Currently, homologs have been identified and studied in various species including human, rat, bovine, and zebrafish (Danio rerio), indicating strong evolutionary conservation across vertebrates .

What are the optimal approaches for studying the post-translational modifications of UPF0458 protein C7orf42 homolog and their functional significance?
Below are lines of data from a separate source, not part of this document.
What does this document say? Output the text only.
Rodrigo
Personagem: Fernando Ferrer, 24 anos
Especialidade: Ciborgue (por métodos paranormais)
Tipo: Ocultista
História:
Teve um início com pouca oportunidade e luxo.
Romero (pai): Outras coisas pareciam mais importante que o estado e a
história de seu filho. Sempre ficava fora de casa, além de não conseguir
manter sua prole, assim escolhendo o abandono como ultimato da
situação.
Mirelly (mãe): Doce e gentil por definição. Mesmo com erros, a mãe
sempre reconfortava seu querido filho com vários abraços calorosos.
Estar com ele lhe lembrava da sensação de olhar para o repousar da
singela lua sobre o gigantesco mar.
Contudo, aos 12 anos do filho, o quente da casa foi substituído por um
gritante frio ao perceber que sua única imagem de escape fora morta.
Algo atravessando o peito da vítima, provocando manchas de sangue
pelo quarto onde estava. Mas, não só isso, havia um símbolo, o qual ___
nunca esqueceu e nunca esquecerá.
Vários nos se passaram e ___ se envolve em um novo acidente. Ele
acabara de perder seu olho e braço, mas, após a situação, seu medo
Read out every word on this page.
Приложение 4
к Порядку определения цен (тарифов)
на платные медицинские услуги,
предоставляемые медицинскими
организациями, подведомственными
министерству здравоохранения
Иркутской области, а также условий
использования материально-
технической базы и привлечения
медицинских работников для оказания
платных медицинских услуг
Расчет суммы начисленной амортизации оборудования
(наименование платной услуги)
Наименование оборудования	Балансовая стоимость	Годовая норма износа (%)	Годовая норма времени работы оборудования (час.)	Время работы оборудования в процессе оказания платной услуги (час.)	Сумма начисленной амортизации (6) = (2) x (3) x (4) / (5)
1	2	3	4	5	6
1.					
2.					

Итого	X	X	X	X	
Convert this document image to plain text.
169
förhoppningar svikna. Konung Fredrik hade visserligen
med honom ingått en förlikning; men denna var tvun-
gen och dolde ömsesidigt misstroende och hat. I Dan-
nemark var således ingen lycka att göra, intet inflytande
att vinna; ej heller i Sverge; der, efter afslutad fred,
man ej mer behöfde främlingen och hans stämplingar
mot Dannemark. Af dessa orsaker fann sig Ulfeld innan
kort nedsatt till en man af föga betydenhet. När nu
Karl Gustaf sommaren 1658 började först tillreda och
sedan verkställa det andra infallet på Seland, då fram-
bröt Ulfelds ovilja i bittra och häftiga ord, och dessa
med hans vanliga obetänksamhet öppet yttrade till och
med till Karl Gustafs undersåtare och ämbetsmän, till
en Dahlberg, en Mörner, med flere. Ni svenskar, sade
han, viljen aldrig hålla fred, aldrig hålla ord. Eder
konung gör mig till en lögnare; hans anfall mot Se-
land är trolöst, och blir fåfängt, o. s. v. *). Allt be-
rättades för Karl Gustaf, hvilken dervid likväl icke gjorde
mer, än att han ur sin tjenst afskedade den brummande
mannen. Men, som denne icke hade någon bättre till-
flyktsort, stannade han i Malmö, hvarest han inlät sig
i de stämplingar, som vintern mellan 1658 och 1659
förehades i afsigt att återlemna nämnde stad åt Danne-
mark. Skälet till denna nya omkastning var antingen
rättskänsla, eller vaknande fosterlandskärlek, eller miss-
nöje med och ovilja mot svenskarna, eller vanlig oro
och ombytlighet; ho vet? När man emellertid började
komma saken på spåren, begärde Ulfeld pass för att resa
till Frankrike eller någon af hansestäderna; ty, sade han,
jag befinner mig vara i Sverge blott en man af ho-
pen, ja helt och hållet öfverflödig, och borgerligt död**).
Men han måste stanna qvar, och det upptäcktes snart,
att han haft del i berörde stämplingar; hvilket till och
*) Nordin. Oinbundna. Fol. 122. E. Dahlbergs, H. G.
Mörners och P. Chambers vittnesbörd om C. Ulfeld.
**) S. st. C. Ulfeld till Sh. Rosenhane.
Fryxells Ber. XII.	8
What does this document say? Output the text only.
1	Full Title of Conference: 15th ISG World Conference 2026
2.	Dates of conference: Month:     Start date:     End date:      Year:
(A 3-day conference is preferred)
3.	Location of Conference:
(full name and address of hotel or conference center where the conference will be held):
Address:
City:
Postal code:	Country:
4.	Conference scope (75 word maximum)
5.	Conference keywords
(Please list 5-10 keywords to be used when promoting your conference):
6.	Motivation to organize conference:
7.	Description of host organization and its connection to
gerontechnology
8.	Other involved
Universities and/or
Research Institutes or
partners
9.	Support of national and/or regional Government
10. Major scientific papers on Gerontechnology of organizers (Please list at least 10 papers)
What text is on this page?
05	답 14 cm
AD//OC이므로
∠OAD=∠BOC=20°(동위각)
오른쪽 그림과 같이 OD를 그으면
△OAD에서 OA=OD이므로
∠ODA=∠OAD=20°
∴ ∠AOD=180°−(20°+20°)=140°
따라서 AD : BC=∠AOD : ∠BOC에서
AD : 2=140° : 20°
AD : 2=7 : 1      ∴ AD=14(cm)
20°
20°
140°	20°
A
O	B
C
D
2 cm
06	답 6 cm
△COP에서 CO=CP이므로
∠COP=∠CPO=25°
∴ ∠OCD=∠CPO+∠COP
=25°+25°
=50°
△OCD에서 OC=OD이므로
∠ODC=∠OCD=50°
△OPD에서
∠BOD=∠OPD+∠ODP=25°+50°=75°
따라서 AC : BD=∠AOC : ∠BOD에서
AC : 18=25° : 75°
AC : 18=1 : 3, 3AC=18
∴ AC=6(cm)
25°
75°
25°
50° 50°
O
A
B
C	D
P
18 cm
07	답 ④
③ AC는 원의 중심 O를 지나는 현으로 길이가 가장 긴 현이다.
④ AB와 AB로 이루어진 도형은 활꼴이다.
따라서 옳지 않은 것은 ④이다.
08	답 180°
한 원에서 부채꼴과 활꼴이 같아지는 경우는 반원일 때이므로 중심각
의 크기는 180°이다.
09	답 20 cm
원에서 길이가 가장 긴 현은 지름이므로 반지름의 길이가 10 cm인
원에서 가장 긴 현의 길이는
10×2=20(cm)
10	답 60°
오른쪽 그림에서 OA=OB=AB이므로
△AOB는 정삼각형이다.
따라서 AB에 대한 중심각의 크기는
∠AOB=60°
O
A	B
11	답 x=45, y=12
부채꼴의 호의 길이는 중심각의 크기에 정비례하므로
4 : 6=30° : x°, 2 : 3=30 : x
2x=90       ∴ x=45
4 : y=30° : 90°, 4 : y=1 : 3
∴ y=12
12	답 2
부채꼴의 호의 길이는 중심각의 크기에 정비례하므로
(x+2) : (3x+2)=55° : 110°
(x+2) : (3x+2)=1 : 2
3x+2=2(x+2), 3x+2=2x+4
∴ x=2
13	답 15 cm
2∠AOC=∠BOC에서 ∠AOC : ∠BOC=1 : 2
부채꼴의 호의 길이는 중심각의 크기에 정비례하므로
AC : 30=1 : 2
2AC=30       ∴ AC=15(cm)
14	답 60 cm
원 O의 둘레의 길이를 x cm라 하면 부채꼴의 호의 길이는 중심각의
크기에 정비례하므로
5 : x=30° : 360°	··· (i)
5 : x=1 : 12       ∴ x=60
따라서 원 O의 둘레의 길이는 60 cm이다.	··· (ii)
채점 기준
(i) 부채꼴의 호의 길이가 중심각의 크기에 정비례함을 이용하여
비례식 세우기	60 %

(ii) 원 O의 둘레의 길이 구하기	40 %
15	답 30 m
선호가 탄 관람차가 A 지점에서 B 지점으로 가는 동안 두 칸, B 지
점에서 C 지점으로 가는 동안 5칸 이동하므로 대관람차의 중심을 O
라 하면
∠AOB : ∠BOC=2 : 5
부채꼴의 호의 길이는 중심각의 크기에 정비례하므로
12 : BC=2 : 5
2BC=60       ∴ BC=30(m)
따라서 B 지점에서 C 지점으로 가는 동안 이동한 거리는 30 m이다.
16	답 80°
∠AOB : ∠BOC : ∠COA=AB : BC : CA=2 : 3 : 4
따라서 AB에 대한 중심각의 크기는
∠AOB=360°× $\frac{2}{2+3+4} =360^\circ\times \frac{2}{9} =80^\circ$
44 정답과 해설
To comprehensively study post-translational modifications (PTMs) of UPF0458 protein C7orf42 homolog and determine their functional significance, researchers should employ the following approaches:

• PTM Site Identification:

  • Perform mass spectrometry-based proteomic analysis

  • Use enrichment techniques specific to each modification:

    • Phosphopeptide enrichment with TiO₂ or IMAC

    • Glycopeptide enrichment with lectin affinity

    • Ubiquitylated peptide enrichment with anti-K-ε-GG antibodies

  • Combine bottom-up and top-down proteomics for comprehensive coverage

• Site-Directed Mutagenesis:

  • Generate site-specific mutants at identified PTM sites:

    • For phosphorylation: S/T/Y to A (phospho-null) or E/D (phospho-mimetic)

    • For glycosylation: N to Q mutations

    • For ubiquitylation: K to R mutations

  • Assess effects on protein stability, localization, and function

• Dynamic PTM Analysis:

  • Study PTM changes in response to cellular stimuli

  • Monitor temporal dynamics using pulse-chase labeling

  • Investigate cross-talk between different modifications

• Structural Impact Assessment:

  • Use structural modeling to predict how PTMs affect protein conformation

  • Perform limited proteolysis to assess changes in protein folding

  • Employ hydrogen-deuterium exchange mass spectrometry to detect structural changes

• Functional Consequence Analysis:

  • Assess impact of PTM site mutations on:

    • Protein-protein interactions

    • Subcellular localization

    • Protein stability and half-life

    • Vesicular trafficking functions

Known PTM sites that should be prioritized include ubiquitylation (K228, K240, K245), glycosylation (N80), and phosphorylation (Y13, S300) .

What are the recommended reconstitution and storage protocols for lyophilized recombinant UPF0458 protein C7orf42 homolog?

For optimal handling of lyophilized recombinant UPF0458 protein C7orf42 homolog, the following reconstitution and storage protocols are recommended:

• Reconstitution Procedure:

  • Briefly centrifuge the vial prior to opening to bring contents to the bottom

  • Reconstitute in deionized sterile water to a concentration of 0.1-1.0 mg/mL

  • For long-term storage, add glycerol to a final concentration of 5-50% (50% is standard)

  • Avoid vigorous shaking or vortexing to prevent protein denaturation

• Storage Recommendations:

  • Stock solution: Store at -20°C/-80°C

  • Working aliquots: Store at 4°C for up to one week

  • Avoid repeated freeze-thaw cycles by preparing multiple small aliquots

  • For shipping and handling, maintain cold chain requirements

• Quality Control Checks:

  • Verify protein integrity by SDS-PAGE after reconstitution

  • Check activity using appropriate functional assays

  • Monitor aggregation state if applicable to your experimental system

• Buffer Considerations:

  • Standard storage buffer contains Tris/PBS with 6% Trehalose, pH 8.0

  • For specific applications, buffer exchange may be performed using dialysis or desalting columns

What are the key differences between recombinant UPF0458 protein C7orf42 homologs derived from different species, and how might these impact experimental design?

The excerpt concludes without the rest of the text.